After the animals at the zoo came people, landscapes, churches, places around the world, flowers, birds, butterflies and much more. As the years passed and both technology and skill developed, it became possible to photograph what was previously impossible, like tiny beetles or dragonflies in flight. But what had not changed was that almost all of the tens of thousands of photos were of objects. However, just a few had a contemplative feel and a selection of these is shown on the Other Galleries page.
This began to change when in 2012 I attended two contemplative photography days at Hawkwood College in Gloucestershire.
Richard’s Hawkwood Gallery – Colour, Texture, Light, Simplicity, Space
Although continuing to take conventional photos, I understood how contemplative photography was a completely different way of seeing and wished to learn more. This led to me contacting Hèlen Vink, and going on her Miksang courses a few years later.
I never owned a camera or took a photograph until deciding to study Miksang in 2017. Richard took beautiful photos of all the amazing places we visited – landscapes, birds, animals, architecture. So there seemed no reason for me to try to do the same. But when Richard showed me one of Hèlen’s blogs, her description of using Miksang as a way of ‘clear seeing’ resonated with me and I saw the connection with the spiritual path that I was following. Previously, Rupert Spira, an artist and teacher in the non-dual tradition, had suggested that I find something more creative to do with my time. I immediately felt that Miksang was a possibility. The later stages of Rupert’s teaching involve expressing, sharing and celebrating one’s deepest love and understanding with others. Miksang is a perfect way of doing that for one who has never developed other artistic skills. In comparison with other art forms such as painting, sculpture, or music, the level of technical skill required is minimal, using today’s digital camera equipment. And Miksang has the added advantage that it is based on ‘true perception’ of the world around us, before the mind leaps in with judgements and analysis of what is seen. In that regard it is very similar to Rupert’s teaching:
“It is our exclusive interest in objects that gives them their apparently independent reality. When attention shifts from the seen object to pure seeing, the apparently separate reality of the object disappears and its true reality – the light of pure Knowing – shines.” (Rupert Spira)
It has indeed changed my habitual way of seeing the world and provided a means of expressing that fresh and heartfelt seeing.
“Relaxing in the discipline of clear seeing, pure perception and pure photographic expression, opens up the magical world of the unexpected beauty of the mundane.” (Chögyam Trungpa)

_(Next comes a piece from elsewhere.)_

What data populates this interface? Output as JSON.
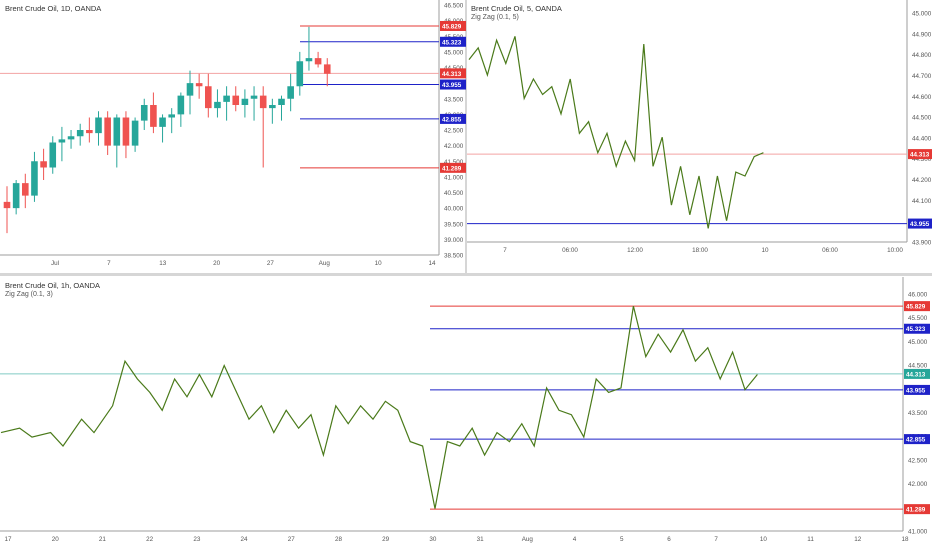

The basic equipment you need for Miksang is an adjustable camera with a zoom lens; ultra-wide, long telephoto, macro and prime lenses are not relevant. This rules out phones, although there will be some flashes of perception that they can capture. It is helpful if the equipment is small and light, so that you are more likely to carry it with you, and also so that it is as unobtrusive as possible. This makes medium format and full frame cameras and lenses less suitable.
We use Olympus cameras and lenses, which are easy to use and give excellent image quality:
Richard: Olympus E-M1 II with 12-100mm f/4 lens.
Jenny: Olympus E-M1 and now Olympus Pen-F with 14-150mm f/4-5.6 II lens.
Alternative/backup very portable camera: Olympus Pen-F with Panasonic 12-32mm f/3.5-5.6 lens.
(Multiply these focal lengths by 2 to get the 35mm or FF equivalent field of view.)